Saya lolos dari kekerasan aparat. Dan langsung menghadap
Mas Hari Zamharir di kantor cabang. Ia tak marah atas ‘kelakuan’ kawan-kawan dan
saya yang membuat IAIN menderita, dan juga banyak bicara, dan hanya menyuruh saya segera pergi jauh-jauh, karena sedang dicari-cari intel, supaya kantor cabang tidak
pula menjadi sasaran kebuasan mereka nanti. Dan memang sebelumnya beberapa intel sudah mendatangi
sekretariat dan menanyakan beberapa aktivis HMI.
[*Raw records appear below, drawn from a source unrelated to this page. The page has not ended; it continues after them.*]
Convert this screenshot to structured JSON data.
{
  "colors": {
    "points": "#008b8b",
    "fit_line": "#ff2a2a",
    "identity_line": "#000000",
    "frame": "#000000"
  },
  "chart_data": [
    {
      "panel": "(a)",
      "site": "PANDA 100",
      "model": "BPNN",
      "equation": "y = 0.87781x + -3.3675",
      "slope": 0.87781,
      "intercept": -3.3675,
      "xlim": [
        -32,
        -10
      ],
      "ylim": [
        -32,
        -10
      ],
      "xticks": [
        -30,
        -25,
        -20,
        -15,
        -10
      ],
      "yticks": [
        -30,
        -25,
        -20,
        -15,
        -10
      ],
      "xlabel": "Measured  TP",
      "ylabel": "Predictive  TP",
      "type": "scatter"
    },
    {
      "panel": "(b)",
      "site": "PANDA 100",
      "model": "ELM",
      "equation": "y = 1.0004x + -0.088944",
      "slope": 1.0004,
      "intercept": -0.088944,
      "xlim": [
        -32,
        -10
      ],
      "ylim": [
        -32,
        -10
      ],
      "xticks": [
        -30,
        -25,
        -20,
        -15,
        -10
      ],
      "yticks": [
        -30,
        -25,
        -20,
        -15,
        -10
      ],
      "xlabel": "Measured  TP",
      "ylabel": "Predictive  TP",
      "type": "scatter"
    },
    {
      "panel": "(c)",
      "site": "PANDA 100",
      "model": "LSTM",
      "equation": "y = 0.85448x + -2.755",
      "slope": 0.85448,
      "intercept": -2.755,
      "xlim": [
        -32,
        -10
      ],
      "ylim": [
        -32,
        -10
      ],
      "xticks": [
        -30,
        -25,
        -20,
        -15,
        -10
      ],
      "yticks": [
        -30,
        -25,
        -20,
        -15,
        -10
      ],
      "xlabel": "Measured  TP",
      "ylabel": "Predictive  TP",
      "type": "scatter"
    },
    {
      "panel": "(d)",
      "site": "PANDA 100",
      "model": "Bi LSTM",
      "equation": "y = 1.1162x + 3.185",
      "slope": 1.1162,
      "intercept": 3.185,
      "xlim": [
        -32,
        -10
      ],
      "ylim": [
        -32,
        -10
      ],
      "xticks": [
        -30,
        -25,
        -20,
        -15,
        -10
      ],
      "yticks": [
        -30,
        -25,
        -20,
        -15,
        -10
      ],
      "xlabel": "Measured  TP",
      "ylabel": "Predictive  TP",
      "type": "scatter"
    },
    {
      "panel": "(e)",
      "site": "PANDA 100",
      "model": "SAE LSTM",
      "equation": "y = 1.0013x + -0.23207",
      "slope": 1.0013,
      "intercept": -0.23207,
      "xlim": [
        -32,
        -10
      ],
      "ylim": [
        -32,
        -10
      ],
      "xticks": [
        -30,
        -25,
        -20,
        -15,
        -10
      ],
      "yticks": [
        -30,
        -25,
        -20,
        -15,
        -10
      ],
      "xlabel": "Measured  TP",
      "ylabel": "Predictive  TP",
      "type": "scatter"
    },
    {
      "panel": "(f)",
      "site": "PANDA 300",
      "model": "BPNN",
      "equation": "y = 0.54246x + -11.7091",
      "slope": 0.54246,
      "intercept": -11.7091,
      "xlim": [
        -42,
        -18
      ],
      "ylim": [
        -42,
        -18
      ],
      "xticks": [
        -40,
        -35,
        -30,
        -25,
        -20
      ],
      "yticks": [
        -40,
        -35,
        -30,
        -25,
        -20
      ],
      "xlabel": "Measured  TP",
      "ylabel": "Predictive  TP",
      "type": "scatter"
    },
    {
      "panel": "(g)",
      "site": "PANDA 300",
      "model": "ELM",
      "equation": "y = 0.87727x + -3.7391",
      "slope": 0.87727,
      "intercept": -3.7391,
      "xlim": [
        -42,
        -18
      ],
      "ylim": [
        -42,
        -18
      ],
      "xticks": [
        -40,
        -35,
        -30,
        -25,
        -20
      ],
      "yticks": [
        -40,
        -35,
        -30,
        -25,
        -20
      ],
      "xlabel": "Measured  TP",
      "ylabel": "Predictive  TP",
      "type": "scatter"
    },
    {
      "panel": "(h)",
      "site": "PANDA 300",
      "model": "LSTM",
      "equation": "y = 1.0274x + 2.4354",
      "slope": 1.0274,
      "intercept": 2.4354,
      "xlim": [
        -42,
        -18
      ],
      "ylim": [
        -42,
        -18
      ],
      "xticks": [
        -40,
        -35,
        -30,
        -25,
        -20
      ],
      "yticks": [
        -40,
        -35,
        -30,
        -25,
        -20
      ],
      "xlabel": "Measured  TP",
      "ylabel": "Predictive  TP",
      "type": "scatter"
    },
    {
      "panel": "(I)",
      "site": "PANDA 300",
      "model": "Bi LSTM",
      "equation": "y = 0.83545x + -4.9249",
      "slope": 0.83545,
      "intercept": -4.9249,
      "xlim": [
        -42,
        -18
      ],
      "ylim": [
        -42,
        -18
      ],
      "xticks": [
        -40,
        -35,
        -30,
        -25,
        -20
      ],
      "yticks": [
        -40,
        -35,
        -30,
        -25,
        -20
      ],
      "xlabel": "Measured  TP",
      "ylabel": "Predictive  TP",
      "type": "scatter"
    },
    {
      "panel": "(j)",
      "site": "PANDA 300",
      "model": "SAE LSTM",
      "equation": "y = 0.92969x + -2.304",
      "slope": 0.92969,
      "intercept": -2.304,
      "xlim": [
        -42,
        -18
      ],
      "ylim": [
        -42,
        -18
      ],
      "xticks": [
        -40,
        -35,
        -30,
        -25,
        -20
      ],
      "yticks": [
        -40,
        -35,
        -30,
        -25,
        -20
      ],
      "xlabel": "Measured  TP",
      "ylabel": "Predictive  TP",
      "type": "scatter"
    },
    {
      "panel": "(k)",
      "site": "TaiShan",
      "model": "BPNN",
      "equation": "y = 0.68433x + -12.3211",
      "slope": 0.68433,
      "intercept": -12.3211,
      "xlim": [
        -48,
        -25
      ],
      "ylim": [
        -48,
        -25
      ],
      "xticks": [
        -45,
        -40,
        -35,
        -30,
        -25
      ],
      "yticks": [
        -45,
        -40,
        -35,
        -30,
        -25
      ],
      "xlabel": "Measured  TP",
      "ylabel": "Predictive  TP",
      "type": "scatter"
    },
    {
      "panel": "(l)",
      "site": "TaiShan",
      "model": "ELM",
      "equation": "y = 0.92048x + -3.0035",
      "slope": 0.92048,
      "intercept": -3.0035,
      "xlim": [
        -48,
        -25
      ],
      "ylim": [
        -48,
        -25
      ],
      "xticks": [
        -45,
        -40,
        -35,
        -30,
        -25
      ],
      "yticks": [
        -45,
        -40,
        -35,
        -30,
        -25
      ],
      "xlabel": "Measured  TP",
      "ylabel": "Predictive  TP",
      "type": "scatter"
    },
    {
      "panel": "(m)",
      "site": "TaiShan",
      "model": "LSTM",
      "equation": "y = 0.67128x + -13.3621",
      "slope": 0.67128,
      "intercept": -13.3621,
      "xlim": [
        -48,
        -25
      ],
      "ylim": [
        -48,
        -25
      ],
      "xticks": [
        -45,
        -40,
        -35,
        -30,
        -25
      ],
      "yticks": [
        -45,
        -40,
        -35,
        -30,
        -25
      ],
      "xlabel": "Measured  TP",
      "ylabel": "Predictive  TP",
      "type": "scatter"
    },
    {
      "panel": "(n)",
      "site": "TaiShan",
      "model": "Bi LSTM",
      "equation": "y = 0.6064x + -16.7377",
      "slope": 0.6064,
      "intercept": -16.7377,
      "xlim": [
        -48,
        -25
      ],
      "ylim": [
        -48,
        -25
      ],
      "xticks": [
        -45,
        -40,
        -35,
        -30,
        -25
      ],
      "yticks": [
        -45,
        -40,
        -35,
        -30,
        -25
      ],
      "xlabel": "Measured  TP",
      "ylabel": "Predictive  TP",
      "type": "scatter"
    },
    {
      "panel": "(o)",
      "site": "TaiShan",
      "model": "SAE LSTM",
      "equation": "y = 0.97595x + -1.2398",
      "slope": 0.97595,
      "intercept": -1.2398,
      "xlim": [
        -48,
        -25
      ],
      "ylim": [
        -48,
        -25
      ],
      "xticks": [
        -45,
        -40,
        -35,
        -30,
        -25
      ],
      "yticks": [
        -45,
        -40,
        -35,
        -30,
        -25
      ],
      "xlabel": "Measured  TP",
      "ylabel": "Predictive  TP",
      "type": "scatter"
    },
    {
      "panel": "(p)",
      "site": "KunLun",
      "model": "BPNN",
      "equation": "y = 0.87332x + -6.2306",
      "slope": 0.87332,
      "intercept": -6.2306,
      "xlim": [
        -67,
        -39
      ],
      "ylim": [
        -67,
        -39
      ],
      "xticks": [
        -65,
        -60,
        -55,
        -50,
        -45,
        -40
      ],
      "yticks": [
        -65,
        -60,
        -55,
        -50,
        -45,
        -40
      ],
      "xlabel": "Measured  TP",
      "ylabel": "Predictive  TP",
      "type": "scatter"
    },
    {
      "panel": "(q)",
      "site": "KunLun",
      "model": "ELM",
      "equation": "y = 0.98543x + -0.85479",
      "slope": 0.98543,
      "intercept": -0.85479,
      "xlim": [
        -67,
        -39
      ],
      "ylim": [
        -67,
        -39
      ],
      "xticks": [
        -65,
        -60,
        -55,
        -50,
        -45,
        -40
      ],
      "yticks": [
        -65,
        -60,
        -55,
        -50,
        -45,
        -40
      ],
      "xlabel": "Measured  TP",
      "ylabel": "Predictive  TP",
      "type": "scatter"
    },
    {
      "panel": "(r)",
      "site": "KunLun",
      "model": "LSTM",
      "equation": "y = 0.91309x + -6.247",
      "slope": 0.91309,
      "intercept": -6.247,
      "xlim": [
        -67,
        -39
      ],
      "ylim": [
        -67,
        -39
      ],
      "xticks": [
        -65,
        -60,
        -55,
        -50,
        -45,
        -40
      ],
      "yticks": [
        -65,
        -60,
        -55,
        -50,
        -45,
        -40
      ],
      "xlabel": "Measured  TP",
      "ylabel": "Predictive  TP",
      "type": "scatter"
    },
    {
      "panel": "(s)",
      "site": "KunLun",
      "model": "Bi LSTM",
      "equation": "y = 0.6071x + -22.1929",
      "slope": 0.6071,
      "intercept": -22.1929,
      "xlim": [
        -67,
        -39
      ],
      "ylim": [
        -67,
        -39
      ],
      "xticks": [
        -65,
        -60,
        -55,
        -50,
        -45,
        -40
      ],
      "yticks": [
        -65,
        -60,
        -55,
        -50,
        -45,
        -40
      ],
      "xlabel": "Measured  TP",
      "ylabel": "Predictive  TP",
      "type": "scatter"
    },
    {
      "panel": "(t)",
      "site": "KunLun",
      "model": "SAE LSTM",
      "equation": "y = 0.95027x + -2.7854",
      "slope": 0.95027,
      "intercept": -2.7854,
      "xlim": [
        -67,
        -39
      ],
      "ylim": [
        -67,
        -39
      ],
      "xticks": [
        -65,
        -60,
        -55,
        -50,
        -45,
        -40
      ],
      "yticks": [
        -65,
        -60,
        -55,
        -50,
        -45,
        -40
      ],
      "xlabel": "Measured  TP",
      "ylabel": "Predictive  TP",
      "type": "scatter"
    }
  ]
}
Akhirnya, saya berjalan kaki lewat belakang kampus dan
keluar di Kebayoran lama dan terus kembali ke
rumah pak Alimurni Chatib di Bendungan Hilir, yang kemudian langsung ‘menyembunyikan’ saya di rumah apak Lukman Hakim (salah seorang Direktur PT National Gobel) dan elok Im di
Rawamangun. Saya kemudian menderita semacam sakit
kulit yang sangat perih, dan sempat beberapa hari dirawat di RSCM; kata dokter
karena stress berat. Setelah keluar dari sumahsakit, berkat pertolongan Kapendam V Jaya, Kol Anas Malik yang dihubungi pak Alimurni Chatib, saya ‘hanya’
terkena wajib lapor setiap Senin dan Kamis selama tiga bulan di Markas POM
ABRI, Guntur, Pasar Rumput, Jakarta Pusat.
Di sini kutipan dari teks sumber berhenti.